Member of the House of Representatives
- Incumbent
- Assumed office 19 December 2012
- Preceded by: Yoshinori Suematsu
- Constituency: Tokyo 19th (2012–2021) Tokyo PR (2021–2026) Tokyo 19th (2026–present)
- In office 11 September 2005 – 21 July 2009
- Preceded by: Yoshinori Suematsu
- Succeeded by: Yoshinori Suematsu
- Constituency: Tokyo 19th

Personal details
- Born: 31 August 1973 (age 53) Tokyo, Japan
- Party: Liberal Democratic
- Alma mater: Keio University
- Website: http://www012.upp.so-net.ne.jp/yohei/index.html

= Yohei Matsumoto =

Japanese politician

Yohei Matsumoto (松本 洋平, Matsumoto Yōhei; born 31 August 1973) is a Japanese politician of the Liberal Democratic Party, a member of the House of Representatives in the Diet (national legislature) who has served as Minister of Education, Culture, Sports, Science and Technology since 21 October 2025.

== Early life ==
Matsumoto is a native of Setagaya, Tokyo and graduated from Keio University.
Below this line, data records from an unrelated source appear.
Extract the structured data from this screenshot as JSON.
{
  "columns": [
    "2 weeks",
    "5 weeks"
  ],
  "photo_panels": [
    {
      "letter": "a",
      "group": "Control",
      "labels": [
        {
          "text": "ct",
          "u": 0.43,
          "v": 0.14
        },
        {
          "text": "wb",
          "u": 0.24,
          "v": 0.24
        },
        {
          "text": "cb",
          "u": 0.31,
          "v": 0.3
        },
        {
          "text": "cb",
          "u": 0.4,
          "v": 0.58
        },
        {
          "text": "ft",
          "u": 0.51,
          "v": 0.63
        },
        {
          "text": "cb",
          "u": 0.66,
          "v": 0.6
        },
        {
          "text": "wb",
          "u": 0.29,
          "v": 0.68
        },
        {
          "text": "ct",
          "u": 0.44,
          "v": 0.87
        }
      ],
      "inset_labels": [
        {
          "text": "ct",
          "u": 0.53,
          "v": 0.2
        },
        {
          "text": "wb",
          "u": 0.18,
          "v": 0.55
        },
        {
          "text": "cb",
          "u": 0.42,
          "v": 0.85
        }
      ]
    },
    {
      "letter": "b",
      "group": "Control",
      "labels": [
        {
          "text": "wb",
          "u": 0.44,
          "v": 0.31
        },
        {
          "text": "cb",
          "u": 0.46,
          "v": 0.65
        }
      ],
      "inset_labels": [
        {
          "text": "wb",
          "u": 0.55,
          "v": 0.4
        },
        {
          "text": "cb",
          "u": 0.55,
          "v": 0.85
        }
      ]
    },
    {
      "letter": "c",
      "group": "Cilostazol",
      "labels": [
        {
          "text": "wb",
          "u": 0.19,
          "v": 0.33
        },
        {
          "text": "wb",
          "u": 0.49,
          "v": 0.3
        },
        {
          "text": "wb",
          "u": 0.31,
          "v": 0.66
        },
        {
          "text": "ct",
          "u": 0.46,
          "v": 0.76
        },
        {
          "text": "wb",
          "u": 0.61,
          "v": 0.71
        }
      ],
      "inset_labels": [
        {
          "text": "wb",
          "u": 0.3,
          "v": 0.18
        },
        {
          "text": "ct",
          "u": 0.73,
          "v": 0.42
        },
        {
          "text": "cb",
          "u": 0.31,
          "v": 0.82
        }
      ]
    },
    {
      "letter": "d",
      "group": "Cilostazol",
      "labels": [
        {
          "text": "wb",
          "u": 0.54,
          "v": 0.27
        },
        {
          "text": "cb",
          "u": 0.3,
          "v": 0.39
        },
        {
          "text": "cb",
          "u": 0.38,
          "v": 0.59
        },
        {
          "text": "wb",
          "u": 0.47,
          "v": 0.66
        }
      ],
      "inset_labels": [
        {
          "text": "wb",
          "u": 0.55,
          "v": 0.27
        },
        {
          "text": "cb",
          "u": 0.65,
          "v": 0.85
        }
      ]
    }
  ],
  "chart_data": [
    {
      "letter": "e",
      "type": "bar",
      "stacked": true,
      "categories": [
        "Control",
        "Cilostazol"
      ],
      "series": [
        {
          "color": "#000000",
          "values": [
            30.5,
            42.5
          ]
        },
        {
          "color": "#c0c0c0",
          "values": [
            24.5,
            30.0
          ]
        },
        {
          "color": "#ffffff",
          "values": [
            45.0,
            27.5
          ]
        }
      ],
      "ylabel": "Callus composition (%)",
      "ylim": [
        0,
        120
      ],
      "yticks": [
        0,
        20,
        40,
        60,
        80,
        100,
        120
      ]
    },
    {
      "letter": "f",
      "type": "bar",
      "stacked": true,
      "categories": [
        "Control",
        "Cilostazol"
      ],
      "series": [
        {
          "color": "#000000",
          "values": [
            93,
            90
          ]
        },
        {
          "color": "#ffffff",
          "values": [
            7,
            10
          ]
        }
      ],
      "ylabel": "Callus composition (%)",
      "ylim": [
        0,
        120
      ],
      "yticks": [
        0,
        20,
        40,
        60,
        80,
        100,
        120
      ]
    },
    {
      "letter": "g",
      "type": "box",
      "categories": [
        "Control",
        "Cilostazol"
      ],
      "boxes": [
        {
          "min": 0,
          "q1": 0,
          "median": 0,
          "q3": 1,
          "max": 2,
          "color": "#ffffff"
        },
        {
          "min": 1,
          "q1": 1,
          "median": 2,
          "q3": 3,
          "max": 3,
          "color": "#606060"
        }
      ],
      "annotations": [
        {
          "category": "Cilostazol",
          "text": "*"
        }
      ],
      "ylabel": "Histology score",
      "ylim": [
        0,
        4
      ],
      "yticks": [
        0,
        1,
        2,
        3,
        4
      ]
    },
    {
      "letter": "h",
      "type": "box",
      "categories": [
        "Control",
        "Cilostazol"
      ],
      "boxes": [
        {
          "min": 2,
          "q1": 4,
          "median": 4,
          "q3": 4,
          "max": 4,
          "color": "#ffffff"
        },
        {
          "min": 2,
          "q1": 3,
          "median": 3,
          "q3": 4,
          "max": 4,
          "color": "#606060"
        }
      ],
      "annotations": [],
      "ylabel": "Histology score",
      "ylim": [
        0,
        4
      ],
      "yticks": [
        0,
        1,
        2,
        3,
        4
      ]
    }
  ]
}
He worked at Sanwa Bank, (now part of The Bank of Tokyo-Mitsubishi UFJ) from 1996 to 2003.

== Political career ==
Matsumoto was elected to the House of Representatives for the first time in 2005 after an unsuccessful run in 2003.

==Political positions==
Matsumoto was a supporter of right-wing filmmaker Satoru Mizushima's 2007 revisionist film The Truth about Nanjing, which denied that the Nanjing Massacre ever occurred.